Welcome, Christy! Describe your writing in three words.

Action- adventure (does that count as one or two??), suspense and romance

How many books have you written?

So far, ten have been published. I’m presently working on two more: a post-apocolyptic action-adventure and the next in the Bodyguard series, The Bodyguard and Bridezilla.

Give a short synop of your most recently published book.

That would be Whistling Woman, the Southern/Appalachian faction (part fact, part fiction) I co-wrote with my sister Cyndi Hodges aka Caitlyn Hunter.

In the waning years of the 19th century, Bessie Daniels grows up in the small town of Hot Springs in western North Carolina. Secure in the love of her father, resistant to her mother’s desire that she be a proper Southern belle, Bessie is determined to forge her own way in life. Or, as her Cherokee great-grandmother Elisi puts it, to be a whistling woman. Do your characters take on a life of their own? If so, which is your favorite?

Whistling Woman is based on actual persons and centers around Bessie Daniels, my great-aunt who grew up in Hot Springs, NC during the late 1800s. Bessie was a psychic, healer and strong, independent woman who I think was born 100 years before her time. Although I only knew her as a small child, researching this book and listening to stories from my dad about Bessie and her family and the mountain people surrounding them helped my sister Cyndi and me to see her in a different light. Although we wove fictional characters around her, Bessie was clear to us from the start, as was the rest of her family. Cyndi and I felt we at times channeled her while writing, as it seemed she simply stepped into our minds and took over. Although we both have different voices, now when we read the book, we have trouble remembering who wrote what. Proof positive that Aunt Bessie was with us!

My favorite character is her papa, John Daniels, constable of Hot Springs. He was a man who loved his family and wanted the best for them although at times he and Bessie didn’t see eye-to-eye about these issues, especially when it came to Bessie’s choice of the man she wanted to marry.

Is it available in print and digital formats?

Yes, it’s available in all ebook formats, as a print hardback and paperback. It can be purchased online or at any brick-and-mortar store. If it’s not on the shelf, it will be in the store’s system for ordering.

What challenges did you face while writing this book?

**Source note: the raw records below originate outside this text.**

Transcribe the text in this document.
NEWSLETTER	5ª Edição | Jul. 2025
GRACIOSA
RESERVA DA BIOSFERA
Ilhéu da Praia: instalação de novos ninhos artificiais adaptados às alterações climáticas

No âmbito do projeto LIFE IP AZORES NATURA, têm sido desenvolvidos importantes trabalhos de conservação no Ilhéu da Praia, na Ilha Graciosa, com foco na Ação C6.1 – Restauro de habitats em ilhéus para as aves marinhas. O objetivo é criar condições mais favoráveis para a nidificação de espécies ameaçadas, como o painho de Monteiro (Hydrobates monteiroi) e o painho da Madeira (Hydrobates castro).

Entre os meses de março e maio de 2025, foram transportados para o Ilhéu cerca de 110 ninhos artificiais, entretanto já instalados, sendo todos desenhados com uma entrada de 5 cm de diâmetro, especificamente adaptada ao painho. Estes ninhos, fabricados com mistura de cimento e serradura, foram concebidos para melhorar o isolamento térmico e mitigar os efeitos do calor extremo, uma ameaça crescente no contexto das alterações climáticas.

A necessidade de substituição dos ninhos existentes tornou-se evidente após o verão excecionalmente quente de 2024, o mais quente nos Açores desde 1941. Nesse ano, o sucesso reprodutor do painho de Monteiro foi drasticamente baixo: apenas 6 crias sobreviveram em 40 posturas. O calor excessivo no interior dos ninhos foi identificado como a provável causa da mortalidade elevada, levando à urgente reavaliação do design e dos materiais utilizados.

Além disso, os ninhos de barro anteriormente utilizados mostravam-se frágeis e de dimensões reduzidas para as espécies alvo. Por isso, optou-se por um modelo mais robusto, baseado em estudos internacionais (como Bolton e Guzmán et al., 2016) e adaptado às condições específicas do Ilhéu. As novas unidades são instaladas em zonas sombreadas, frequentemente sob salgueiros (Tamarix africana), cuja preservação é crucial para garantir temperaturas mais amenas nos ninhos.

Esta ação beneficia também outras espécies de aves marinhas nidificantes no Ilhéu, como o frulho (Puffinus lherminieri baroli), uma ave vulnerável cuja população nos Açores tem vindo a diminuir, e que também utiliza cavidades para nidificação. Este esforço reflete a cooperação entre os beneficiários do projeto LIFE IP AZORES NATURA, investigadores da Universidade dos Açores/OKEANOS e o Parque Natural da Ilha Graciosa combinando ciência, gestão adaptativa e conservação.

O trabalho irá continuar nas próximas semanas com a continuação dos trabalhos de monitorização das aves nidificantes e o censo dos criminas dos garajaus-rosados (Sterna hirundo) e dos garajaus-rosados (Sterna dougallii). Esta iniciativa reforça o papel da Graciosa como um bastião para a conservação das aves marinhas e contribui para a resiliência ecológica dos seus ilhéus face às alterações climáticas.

I think the greatest challenge dealt with vernacular, making sure words spoken during that time were correct. We use a lot more slang today than during the late 19th and early 20th centuries. Also, Cyndi and I researched this book for 3 years, as we wanted the historical and regional facts to be correct. For this, we utilized many books and spent quite a few hours in the Marshall and Hot Springs Libraries and at the Courthouse in Marshall, NC. We feature a Cherokee figure (Bessie’s great-grandmother) and, through her, relay much information about the Cherokee culture, legends and medicine. That took extensive research. We also introduced a Melungeon character and this research was perhaps the most frustrating because they are a people unsure of their heritage although I read recently that DNA has provided that answer. But the way they were ostracized and poorly treated was quite interesting, although sad, and we wanted to emphasize that through this character.

What do you think is the greatest lesson you’ve learned about writing so far? What advice can you give other writers?

Don’t self-sabotage. This is something I do regularly and I have to force myself to stop. Above all, don’t give up. I know too many talented authors who have done so and it’s sad. Keep learning, keep moving ahead, keep pushing yourself forward. It’s worth the journey.

Where can folks learn more about your books and events?

Thorugh my website: http://christytilleryfrench.com. I also have an author’s site at AuthorsDen: http://authorsden.com/christytilleryfrench    

Thanks for the interview, Susan, and allowing me to share information about Whistling Woman and my books.

My pleasure, Christy. I hope to see you again soon.